Why is real estate being devalued?
The real estate market is not doing well, according to the chief economist at Bank of Montreal.
The report on Friday said the global real estate sector is in a “transition” that is likely to be more painful than that seen in recent years, when it was growing rapidly and was a safe haven for investors.
“The slowdown in the global economy, the decline in the value of currencies, the ongoing slowdown in global trade and the slowdown in domestic demand have all contributed to a slowdown in international real estate investment,” wrote John Yarbrough, president and CEO of the Bank of Canada.
“However, the pace of change is likely more pronounced than at any time in recent history.”
Yarbough’s report is the first official assessment of the sector since the global economic crisis and the subsequent economic downturn.
It found that real estate is at risk of becoming a “perpetual” asset, as investors keep buying it despite a lack of demand.
In the past, many buyers in the world’s second-largest economy have been lured by the promise of higher prices and better jobs, but the global recession has hurt demand for these types of assets.
The economy has contracted by more than 10 per cent since the end of March, while the average price of a single-family house in Canada has declined by more that 30 per cent.
The slowdown in growth in China, Europe and the United States has also put pressure on global realtors.
The bank said the decline is “largely driven by the weak economic recovery and the weakness in housing supply” in those countries.
“Global demand is strong,” Yarboug said.
“It is a combination of high commodity prices and strong demand in other countries that is helping to sustain demand.”
Canada is currently the biggest buyer of real estate in the OECD, but prices have been falling for years.
The Canadian Real Estate Association said it expects the sector to decline by around 40 per cent this year.
Yarbugh noted that the Canadian real estate industry has also suffered from “frequent and severe” price declines, and the trend is likely in the pipeline.
The realtor industry has seen an “unprecedented” slowdown in recent months.
Yarrgheur, who also oversees Canada’s real estate agency, told reporters that while the overall market is performing well, there are some areas where it is not performing as well as it could.
“There is a lot of uncertainty in the market,” he said.
The Bank of Japan’s Yarbaugh said the economy has “substantial room” for further improvement, but he expects it to take some time for those changes to translate into significant economic growth.
He said the slowdown will have a “negative impact” on the real estate recovery in Canada.
The central bank has been urging its central bankers to cut interest rates, and Yarbaug has also called for a review of the country’s real-estate investment policies.

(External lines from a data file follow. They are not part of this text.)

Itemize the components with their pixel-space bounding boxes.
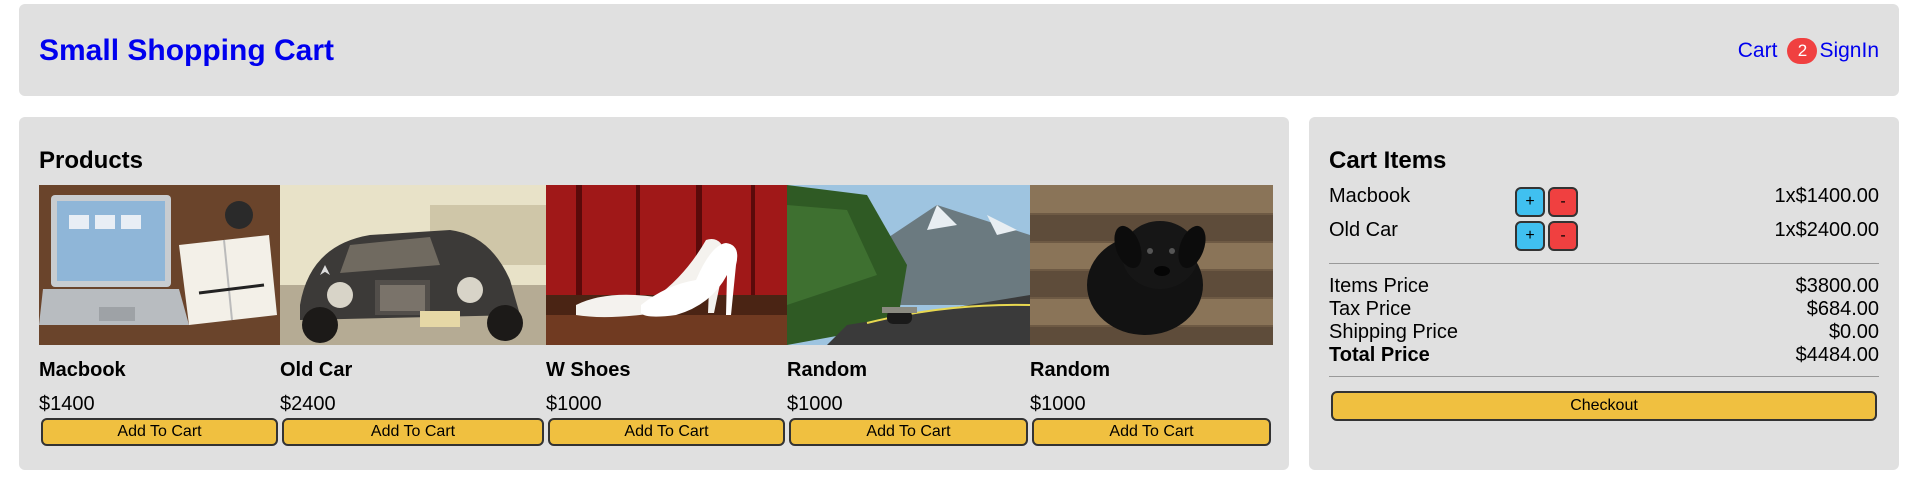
cart-divider xyxy=(1329,263,1879,264)
increase-quantity-button[interactable]: + xyxy=(1515,221,1545,251)
brand-link[interactable]: Small Shopping Cart xyxy=(39,34,334,68)
products-panel: Products Macbook $1400 Add To Cart Old C… xyxy=(19,117,1289,470)
product-card: Macbook $1400 Add To Cart xyxy=(39,185,280,455)
quantity-controls: + - xyxy=(1515,187,1578,217)
product-price: $1000 xyxy=(1030,393,1086,415)
cart-title: Cart Items xyxy=(1329,147,1447,174)
tax-price-label: Tax Price xyxy=(1329,298,1412,320)
product-price: $1000 xyxy=(546,393,602,415)
items-price-label: Items Price xyxy=(1329,275,1430,297)
add-to-cart-button[interactable]: Add To Cart xyxy=(282,418,544,446)
tax-price-row: Tax Price $684.00 xyxy=(1329,298,1879,322)
product-price: $2400 xyxy=(280,393,336,415)
cart-count-badge: 2 xyxy=(1787,38,1818,64)
checkout-button[interactable]: Checkout xyxy=(1331,391,1877,421)
product-card: Old Car $2400 Add To Cart xyxy=(280,185,546,455)
cart-link[interactable]: Cart xyxy=(1738,39,1778,63)
cart-item-qty-price: 1x$2400.00 xyxy=(1774,219,1879,241)
product-name: W Shoes xyxy=(546,359,631,381)
cart-item-name: Old Car xyxy=(1329,219,1398,241)
cart-divider xyxy=(1329,376,1879,377)
add-to-cart-button[interactable]: Add To Cart xyxy=(548,418,785,446)
add-to-cart-button[interactable]: Add To Cart xyxy=(789,418,1028,446)
tax-price-value: $684.00 xyxy=(1806,298,1879,320)
product-price: $1000 xyxy=(787,393,843,415)
top-nav: Cart 2 SignIn xyxy=(1738,38,1879,64)
top-header: Small Shopping Cart Cart 2 SignIn xyxy=(19,4,1899,96)
products-title: Products xyxy=(39,147,144,174)
black-puppy-photo[interactable] xyxy=(1030,185,1273,345)
quantity-controls: + - xyxy=(1515,221,1578,251)
laptop-photo[interactable] xyxy=(39,185,280,345)
signin-link[interactable]: SignIn xyxy=(1819,39,1879,63)
items-price-value: $3800.00 xyxy=(1795,275,1879,297)
product-card: W Shoes $1000 Add To Cart xyxy=(546,185,787,455)
shipping-price-label: Shipping Price xyxy=(1329,321,1458,343)
decrease-quantity-button[interactable]: - xyxy=(1548,221,1578,251)
total-price-row: Total Price $4484.00 xyxy=(1329,344,1879,368)
product-name: Random xyxy=(787,359,867,381)
product-name: Random xyxy=(1030,359,1110,381)
shipping-price-row: Shipping Price $0.00 xyxy=(1329,321,1879,345)
cart-item-qty-price: 1x$1400.00 xyxy=(1774,185,1879,207)
product-card: Random $1000 Add To Cart xyxy=(1030,185,1273,455)
cart-item-name: Macbook xyxy=(1329,185,1411,207)
product-name: Old Car xyxy=(280,359,353,381)
add-to-cart-button[interactable]: Add To Cart xyxy=(1032,418,1271,446)
product-name: Macbook xyxy=(39,359,126,381)
mountain-road-photo[interactable] xyxy=(787,185,1030,345)
cart-item: Old Car + - 1x$2400.00 xyxy=(1329,219,1879,251)
product-card: Random $1000 Add To Cart xyxy=(787,185,1030,455)
total-price-label: Total Price xyxy=(1329,344,1430,366)
cart-panel: Cart Items Macbook + - 1x$1400.00 Old Ca… xyxy=(1309,117,1899,470)
product-grid: Macbook $1400 Add To Cart Old Car $2400 … xyxy=(39,185,1273,455)
increase-quantity-button[interactable]: + xyxy=(1515,187,1545,217)
decrease-quantity-button[interactable]: - xyxy=(1548,187,1578,217)
shipping-price-value: $0.00 xyxy=(1828,321,1879,343)
add-to-cart-button[interactable]: Add To Cart xyxy=(41,418,278,446)
total-price-value: $4484.00 xyxy=(1795,344,1879,366)
white-heels-photo[interactable] xyxy=(546,185,787,345)
cart-item: Macbook + - 1x$1400.00 xyxy=(1329,185,1879,217)
items-price-row: Items Price $3800.00 xyxy=(1329,275,1879,299)
product-price: $1400 xyxy=(39,393,95,415)
vintage-car-photo[interactable] xyxy=(280,185,546,345)
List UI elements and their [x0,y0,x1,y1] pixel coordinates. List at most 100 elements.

The Reserve Bank of Australia, which manages the Reserve Bank’s monetary policy, has been holding its policy rate at 0.5 per cent for the past four years.
However, it is expected to cut rates again in the second half of this year, which could mean a lower rate cut in 2019, when the global economies are expected to grow by about 6 per cent, which is the same pace of growth that Canada is seeing.
Yarbough’s assessment comes just days after the government unveiled the national economic growth outlook.
The plan, released Thursday, forecasts an economic expansion of 2.4 per cent next year, up from the 1.8 per cent expected last year.
The government also says that in 2018, the number of jobs will be the largest since 1997, and that the economy will grow by 2.2 per cent in 2019.
Canada’s economy will continue to grow, but at a slower pace, according the report.